Memory + Instructions Must Sync
The hardest lesson: stale memory overrides fresh instructions.
On March 2, we rewrote our social agent's instructions — removing a rule about mentioning the company in every comment. But the memory file still said: "AI company angle required on every reply." The agent followed its memory, not the updated instructions.
The fix: when rewriting agent instructions, also update the memory file. Mark old learnings as [OBSOLETE] or delete them. Memory and instructions are two inputs to the same context — they must agree.
Memory Trust and Isolation
When agents share a memory pool, they share trust. A poisoned entry — injected by a compromised agent or corrupted by bad input — propagates to every agent that reads it.
If our social agent stores a "learning" containing a prompt injection payload, every agent that later searches social memory gets that payload in context. One bad write, every downstream read contaminated.
Per-agent namespacing is the architectural defense. Agent Cerebro isolates by role and category:
# Designer writes to its own namespace
cerebro store designer rejected_designs "floating speech bubble"
# Social agent gets read access, not write access
cerebro search designer rejected_designs "speech bubble"

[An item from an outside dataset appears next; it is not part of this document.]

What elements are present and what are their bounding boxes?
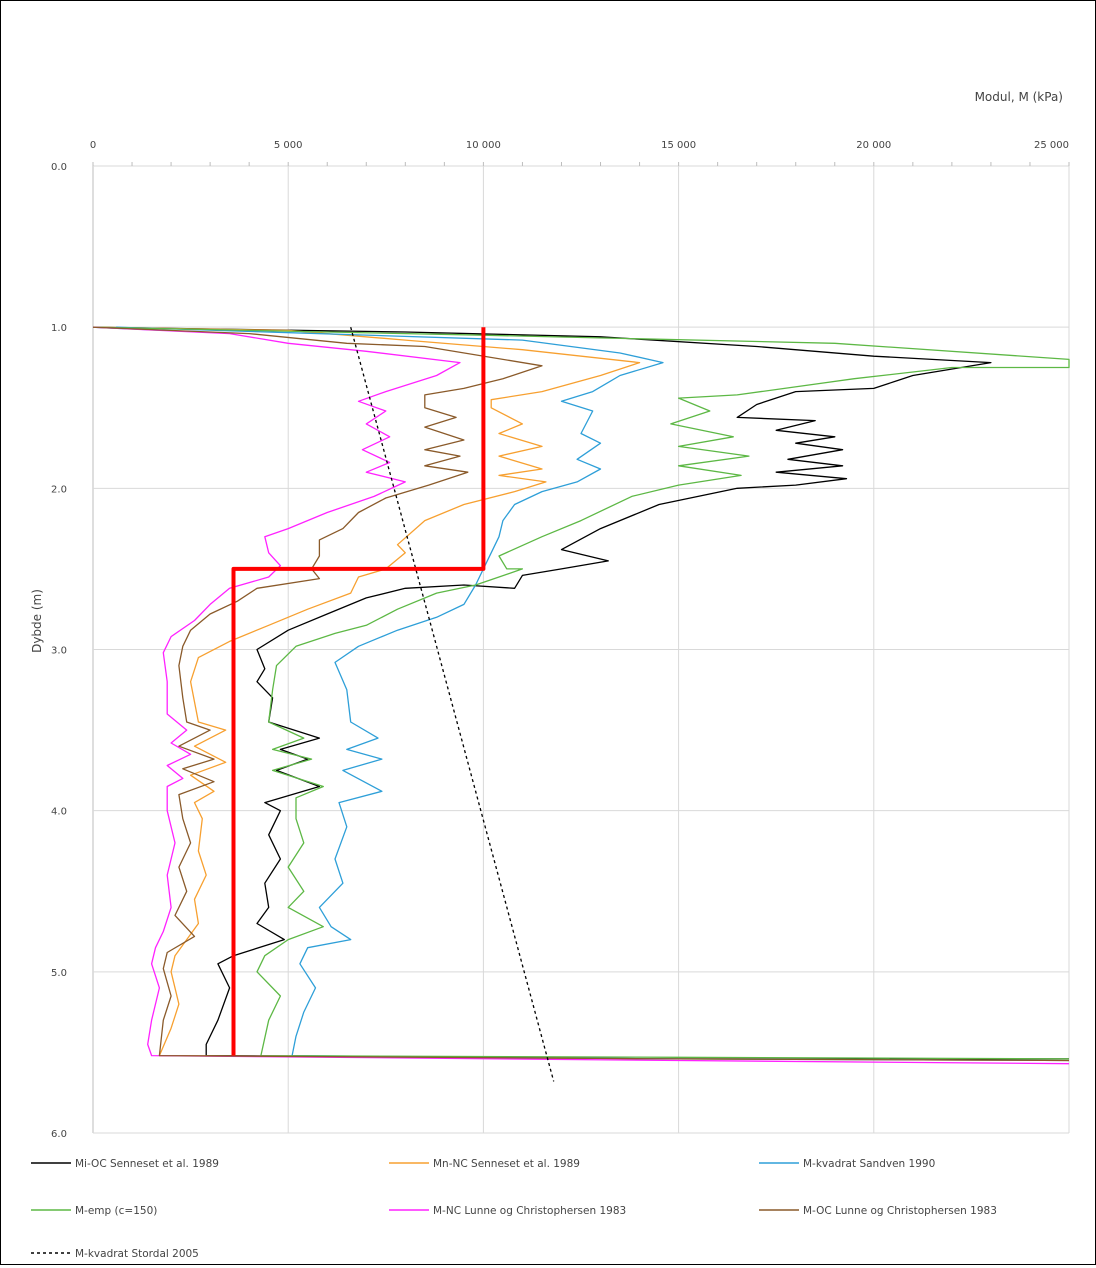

Cross-role reads are allowed — the CEO might search designer memory for pattern analysis — but writes are scoped. A compromised social agent poisons social memory but can't touch designer or coder namespaces. Blast radius contained.
Provenance tracking closes the remaining gap. Every entry records who wrote it and when. When an agent acts on suspicious memory, you query entries by role and created_at to trace it back to the session that created it. Provenance doesn't prevent poisoning — namespacing does that. Provenance gives you forensics: which entries to purge, which agent to audit.
The pattern: namespace by role to contain blast radius, track provenance for post-incident cleanup.
What Changed
Before the memory system: agents rediscovered the same lessons every 3-4 sessions. The designer hit the die-cut connectivity issue repeatedly. The coder forgot deployment gotchas. The social agent repeated stories.
After: mistake recurrence dropped to near zero for documented patterns. The 80-line cap keeps context budgets stable. Long-term storage handles the growing lists without bloating session context. The search-before-action pattern blocks duplicates at the point of creation.
The total implementation: a 150-line shared directive, per-role markdown files, and a SQLite store with ~200 lines of Ruby. No external services beyond the OpenAI embeddings API (optional).
Agent memory isn't a hard problem. It's a discipline problem — read before working, write before finishing, prune what's stale, search before creating. The tooling just makes that discipline enforceable.